Most life insurance policies have a suicide clause but many have a two to three year waiting period. If he had his life insurance policy for more then three years (depending on the terms) his family will be able to collect.
I didn’t know the victim, and stumbled across this blog tonight, and am saddened by the mean-spirited pettiness of some comments at a time of crisis and loss. In my area, the Quad Cities, blogs all-too-often are a vehicle for the faceless and nameless and character-less folks to hide behind anonymity as they take shots at public officials. Blogs inspire the negative, by their very nature, and the mean-spirited, because they allow folks to hide. They reflect the lack of compassion that many — too many — Americans feel for their fellow human beings. They attract the bottom feeders who, in their normal life, can not function and communicate and deal. So it’s easy to hide behind anonymous comments and make attacks. There is no character in that. There is no virtue, either — it’s a cheap-shot world on the blogs. What a shame.
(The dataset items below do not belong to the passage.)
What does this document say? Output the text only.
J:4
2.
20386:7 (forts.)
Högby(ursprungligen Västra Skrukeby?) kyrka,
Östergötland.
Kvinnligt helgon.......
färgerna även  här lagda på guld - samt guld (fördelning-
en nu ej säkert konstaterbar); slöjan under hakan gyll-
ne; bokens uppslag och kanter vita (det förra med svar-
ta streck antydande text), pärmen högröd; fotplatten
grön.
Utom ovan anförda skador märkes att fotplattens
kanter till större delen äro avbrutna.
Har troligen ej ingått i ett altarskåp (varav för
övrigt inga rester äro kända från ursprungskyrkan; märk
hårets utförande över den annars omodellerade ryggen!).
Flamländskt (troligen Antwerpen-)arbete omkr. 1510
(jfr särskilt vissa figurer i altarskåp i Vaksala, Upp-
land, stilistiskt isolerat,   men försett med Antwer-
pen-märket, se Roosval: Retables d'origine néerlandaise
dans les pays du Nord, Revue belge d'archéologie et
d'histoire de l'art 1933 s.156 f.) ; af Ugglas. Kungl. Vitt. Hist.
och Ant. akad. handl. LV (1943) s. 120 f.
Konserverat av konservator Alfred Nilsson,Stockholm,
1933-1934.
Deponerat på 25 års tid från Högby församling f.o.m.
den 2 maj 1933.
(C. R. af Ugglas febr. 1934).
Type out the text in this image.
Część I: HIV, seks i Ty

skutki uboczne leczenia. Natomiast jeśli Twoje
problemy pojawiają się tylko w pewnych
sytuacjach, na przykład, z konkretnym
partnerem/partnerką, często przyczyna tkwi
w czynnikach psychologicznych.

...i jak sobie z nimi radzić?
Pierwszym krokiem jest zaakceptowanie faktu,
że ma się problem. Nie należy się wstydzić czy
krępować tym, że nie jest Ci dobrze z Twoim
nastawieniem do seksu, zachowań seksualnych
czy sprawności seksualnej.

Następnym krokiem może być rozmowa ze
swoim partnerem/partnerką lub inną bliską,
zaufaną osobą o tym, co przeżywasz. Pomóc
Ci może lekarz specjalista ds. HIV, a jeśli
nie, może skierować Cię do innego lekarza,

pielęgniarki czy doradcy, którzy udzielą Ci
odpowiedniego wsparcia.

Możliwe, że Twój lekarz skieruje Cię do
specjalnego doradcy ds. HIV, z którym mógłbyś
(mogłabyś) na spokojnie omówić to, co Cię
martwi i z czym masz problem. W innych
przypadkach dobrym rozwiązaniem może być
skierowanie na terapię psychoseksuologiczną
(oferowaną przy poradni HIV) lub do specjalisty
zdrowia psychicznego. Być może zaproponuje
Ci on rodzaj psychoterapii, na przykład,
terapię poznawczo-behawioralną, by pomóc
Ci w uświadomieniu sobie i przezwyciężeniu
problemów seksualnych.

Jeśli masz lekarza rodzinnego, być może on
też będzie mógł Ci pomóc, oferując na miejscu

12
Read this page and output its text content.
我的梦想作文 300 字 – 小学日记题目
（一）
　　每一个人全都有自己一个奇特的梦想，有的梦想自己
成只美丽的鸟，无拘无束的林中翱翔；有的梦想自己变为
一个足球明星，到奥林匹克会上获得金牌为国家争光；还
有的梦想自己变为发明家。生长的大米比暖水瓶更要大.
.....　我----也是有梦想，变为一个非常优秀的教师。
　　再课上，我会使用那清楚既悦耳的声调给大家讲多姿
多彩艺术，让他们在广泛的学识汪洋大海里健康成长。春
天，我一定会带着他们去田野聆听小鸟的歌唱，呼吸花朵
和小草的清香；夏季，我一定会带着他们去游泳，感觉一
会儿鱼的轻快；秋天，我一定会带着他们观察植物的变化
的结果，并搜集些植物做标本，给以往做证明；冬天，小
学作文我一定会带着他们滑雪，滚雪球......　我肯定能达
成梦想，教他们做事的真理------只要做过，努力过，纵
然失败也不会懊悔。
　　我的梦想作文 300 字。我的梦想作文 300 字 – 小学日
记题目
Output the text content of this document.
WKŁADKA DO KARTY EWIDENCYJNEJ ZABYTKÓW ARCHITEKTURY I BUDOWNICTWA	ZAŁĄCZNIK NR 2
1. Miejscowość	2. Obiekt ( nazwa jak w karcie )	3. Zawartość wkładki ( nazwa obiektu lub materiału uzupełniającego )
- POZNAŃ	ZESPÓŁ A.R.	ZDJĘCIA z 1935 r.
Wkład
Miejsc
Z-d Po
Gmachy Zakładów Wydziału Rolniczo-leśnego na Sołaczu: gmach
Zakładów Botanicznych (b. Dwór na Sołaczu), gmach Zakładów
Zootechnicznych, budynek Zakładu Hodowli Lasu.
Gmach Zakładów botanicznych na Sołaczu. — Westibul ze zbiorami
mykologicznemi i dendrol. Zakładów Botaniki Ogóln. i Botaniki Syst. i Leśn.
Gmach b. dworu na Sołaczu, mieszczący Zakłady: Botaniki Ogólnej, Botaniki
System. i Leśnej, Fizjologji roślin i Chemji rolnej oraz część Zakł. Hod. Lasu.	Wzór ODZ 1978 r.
Having read the Agency Spy postings, I am saddened at how mean-spirited and uncompassionate so many people apparently are.
And how quick the rush to judgment is. I used to write about advertising for a trade mag, and I have never met Paul Tilley. For “co-workers” and nameless others to quickly condemn him for killing himself, and criticize him for his job performance … remember a couple of things. We are all flawed human beings. No one leads a perfect life, professionally or personally. The only difference is, we don’t have people anonymously posting our perceived failings on blogs.
Also, remember that Paul was somebody’s child. Somebody’s husband. Somebody’s father. He mattered a great deal to these people. Think twice before you post hurtful comments in these blogs; some of his loved ones will likely read them.
My condolences to his family and friends.